Dear Chris,

Depending the type of protein you're working with 10-20% of the total protein after lysis is actually quite a bit !

Have you tried different media for the culture ? There is for instance TB (terrific Broth) media or 2xYT media that include more nutrients used by the bacteria to grow. I found this can sometimes help, especially if you culture the cells for longer time.

For my experiments I changed from IPTG-induction in LB medium to auto-induction (no need for IPTG) with a more "specialized" medium. The E. coli grew better and also the production of protein was enhanced. Below I give you the paper from which I got the auto-induction.

Also, I'm interested, what protein are you trying to express and purify?

Good luck!

Studier, F. W. Stable Expression Clones and Auto-Induction for Protein Production in E. coli. Structural Genomics: General Applications, Methods in Molecular Biology, Chapter 2 1091, 17–32 (2014).

If you have access to E. coli Arctic Express cells you should try it with them. They express chaperons of cryophillic bacteria, which enhances protein expression at low temperatures quite a bit. Additionally replacing the media before induction for a long time period helped me as well.

For me TB medium or auto induction has worked quite well. And as Christophe as mentioned 10-20% is quite good depending on the protein you have.

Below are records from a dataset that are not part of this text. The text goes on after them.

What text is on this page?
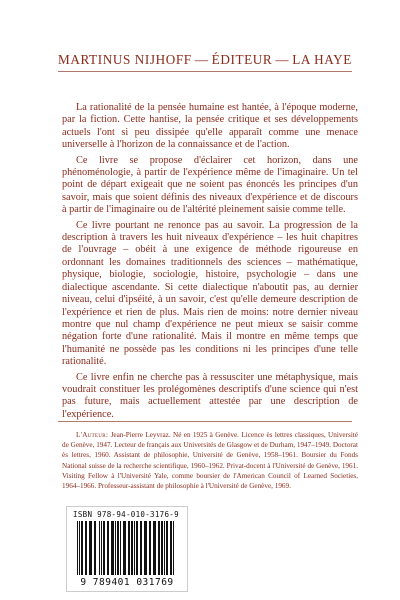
MARTINUS NIJHOFF — ÉDITEUR — LA HAYE

La rationalité de la pensée humaine est hantée, à l'époque moderne, par la fiction. Cette hantise, la pensée critique et ses développements actuels l'ont si peu dissipée qu'elle apparaît comme une menace universelle à l'horizon de la connaissance et de l'action.

Ce livre se propose d'éclairer cet horizon, dans une phénoménologie, à partir de l'expérience même de l'imaginaire. Un tel point de départ exigeait que ne soient pas énoncés les principes d'un savoir, mais que soient définis des niveaux d'expérience et de discours à partir de l'imaginaire ou de l'altérité pleinement saisie comme telle.

Ce livre pourtant ne renonce pas au savoir. La progression de la description à travers les huit niveaux d'expérience – les huit chapitres de l'ouvrage – obéit à une exigence de méthode rigoureuse en ordonnant les domaines traditionnels des sciences – mathématique, physique, biologie, sociologie, histoire, psychologie – dans une dialectique ascendante. Si cette dialectique n'aboutit pas, au dernier niveau, celui d'ipséité, à un savoir, c'est qu'elle demeure description de l'expérience et rien de plus. Mais rien de moins: notre dernier niveau montre que nul champ d'expérience ne peut mieux se saisir comme négation forte d'une rationalité. Mais il montre en même temps que l'humanité ne possède pas les conditions ni les principes d'une telle rationalité.

Ce livre enfin ne cherche pas à ressusciter une métaphysique, mais voudrait constituer les prolégomènes descriptifs d'une science qui n'est pas future, mais actuellement attestée par une description de l'expérience.

L'Auteur: Jean-Pierre Leyvraz. Né en 1925 à Genève. Licence ès lettres classiques, Université de Genève, 1947. Lecteur de français aux Universités de Glasgow et de Durham, 1947–1949. Doctorat ès lettres, 1960. Assistant de philosophie, Université de Genève, 1958–1961. Boursier du Fonds National suisse de la recherche scientifique, 1960–1962. Privat-docent à l'Université de Genève, 1961. Visiting Fellow à l'Université Yale, comme boursier de l'American Council of Learned Societies, 1964–1966. Professeur-assistant de philosophie à l'Université de Genève, 1969.
ISBN 978-94-010-3176-9
9 789401 031769
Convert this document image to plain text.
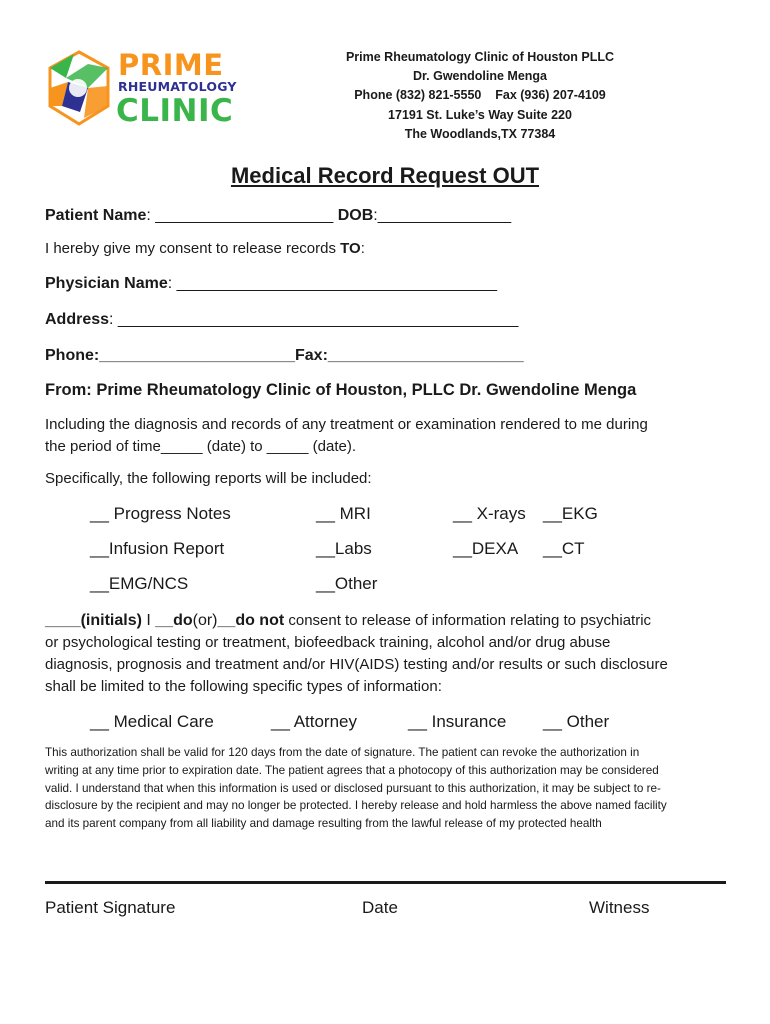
PRIME
RHEUMATOLOGY
CLINIC
Prime Rheumatology Clinic of Houston PLLC
Dr. Gwendoline Menga
Phone (832) 821-5550    Fax (936) 207-4109
17191 St. Luke’s Way Suite 220
The Woodlands,TX 77384
Medical Record Request OUT
Patient Name: ____________________ DOB:_______________
I hereby give my consent to release records TO:
Physician Name: ____________________________________
Address: _____________________________________________
Phone:______________________Fax:______________________
From: Prime Rheumatology Clinic of Houston, PLLC Dr. Gwendoline Menga
Including the diagnosis and records of any treatment or examination rendered to me during
the period of time_____ (date) to _____ (date).
Specifically, the following reports will be included:
__ Progress Notes	__ MRI	__ X-rays __EKG
__Infusion Report	__Labs	__DEXA __CT
__EMG/NCS	__Other
____(initials) I __do(or)__do not consent to release of information relating to psychiatric
or psychological testing or treatment, biofeedback training, alcohol and/or drug abuse
diagnosis, prognosis and treatment and/or HIV(AIDS) testing and/or results or such disclosure
shall be limited to the following specific types of information:
__ Medical Care	__ Attorney	__ Insurance __ Other
This authorization shall be valid for 120 days from the date of signature. The patient can revoke the authorization in
writing at any time prior to expiration date. The patient agrees that a photocopy of this authorization may be considered
valid. I understand that when this information is used or disclosed pursuant to this authorization, it may be subject to re-
disclosure by the recipient and may no longer be protected. I hereby release and hold harmless the above named facility
and its parent company from all liability and damage resulting from the lawful release of my protected health
Patient Signature	Date	Witness
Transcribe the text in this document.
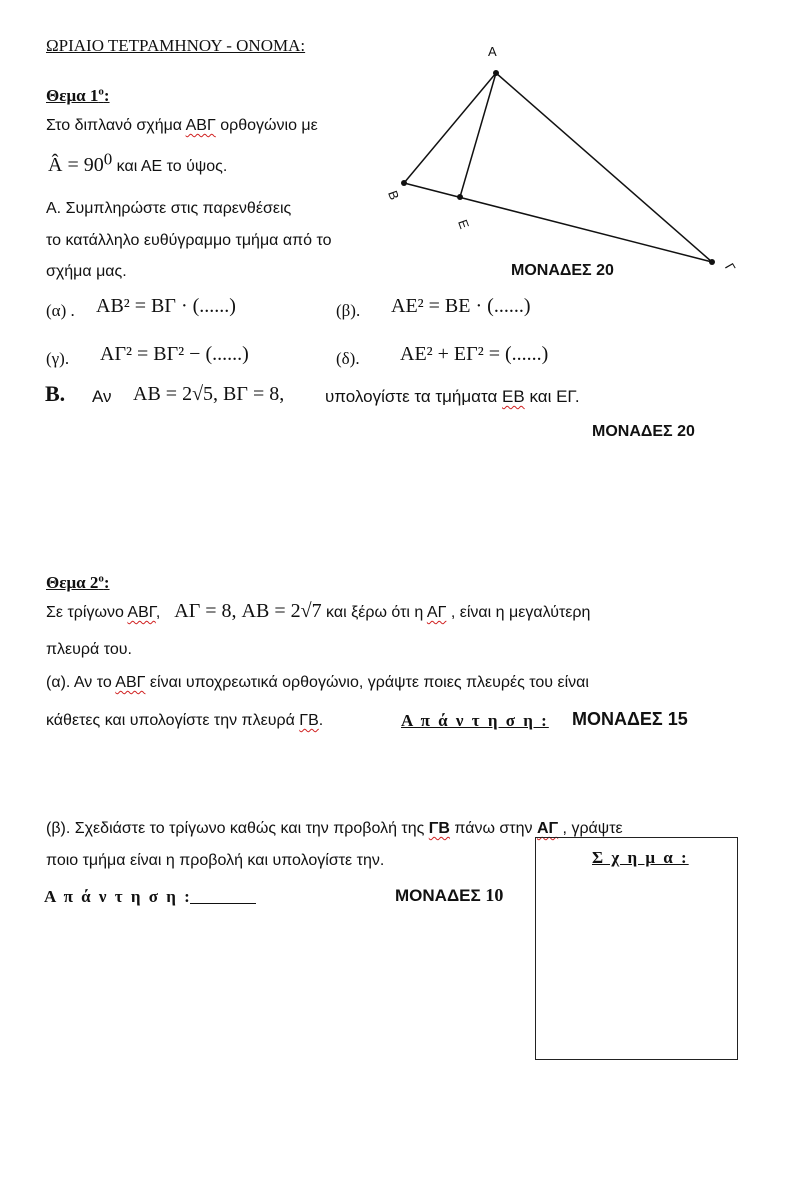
ΩΡΙΑΙΟ ΤΕΤΡΑΜΗΝΟΥ - ΟΝΟΜΑ:	A
B
E
Γ
Θεμα $1^o$:
Στο διπλανό σχήμα ΑΒΓ ορθογώνιο με
Â = $90^0$ και ΑΕ το ύψος.
Α. Συμπληρώστε στις παρενθέσεις
το κατάλληλο ευθύγραμμο τμήμα από το
σχήμα μας.	ΜΟΝΑΔΕΣ 20
(α) . AB² = ΒΓ · (......)	(β). AE² = BE · (......)
(γ). AΓ² = ΒΓ² − (......)	(δ). AE² + EΓ² = (......)
B. Αν AB = 2√5, ΒΓ = 8, υπολογίστε τα τμήματα ΕΒ και ΕΓ.
ΜΟΝΑΔΕΣ 20
Θεμα $2^o$:
Σε τρίγωνο ΑΒΓ, AΓ = 8, AB = 2√7 και ξέρω ότι η ΑΓ , είναι η μεγαλύτερη
πλευρά του.
(α). Αν το ΑΒΓ είναι υποχρεωτικά ορθογώνιο, γράψτε ποιες πλευρές του είναι
κάθετες και υπολογίστε την πλευρά ΓΒ.	Α π ά ν τ η σ η :	ΜΟΝΑΔΕΣ 15
(β). Σχεδιάστε το τρίγωνο καθώς και την προβολή της ΓΒ πάνω στην ΑΓ , γράψτε
ποιο τμήμα είναι η προβολή και υπολογίστε την.
Α π ά ν τ η σ η :	ΜΟΝΑΔΕΣ 10
Σ χ η μ α :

I once read that increasing the antibiotic concentration before induction, improves plasmid copy number and therefore protein yield. But i have never tried it myself.

While I'm not unhappy with the yields I'm getting, I was expecting higher expression levels, mainly due to the fact that the gene is codon optimized for E. coli expression. Although I am noticing a decent amount of protein consistent with free MBP, which could indicate some in vivo proteolysis and perhaps explain some of the decreased expression?

I'll look into trying the auto induction or TB media as you all have suggested, as well as the E. coli Arctic Express cells. Thank you for your recommendations!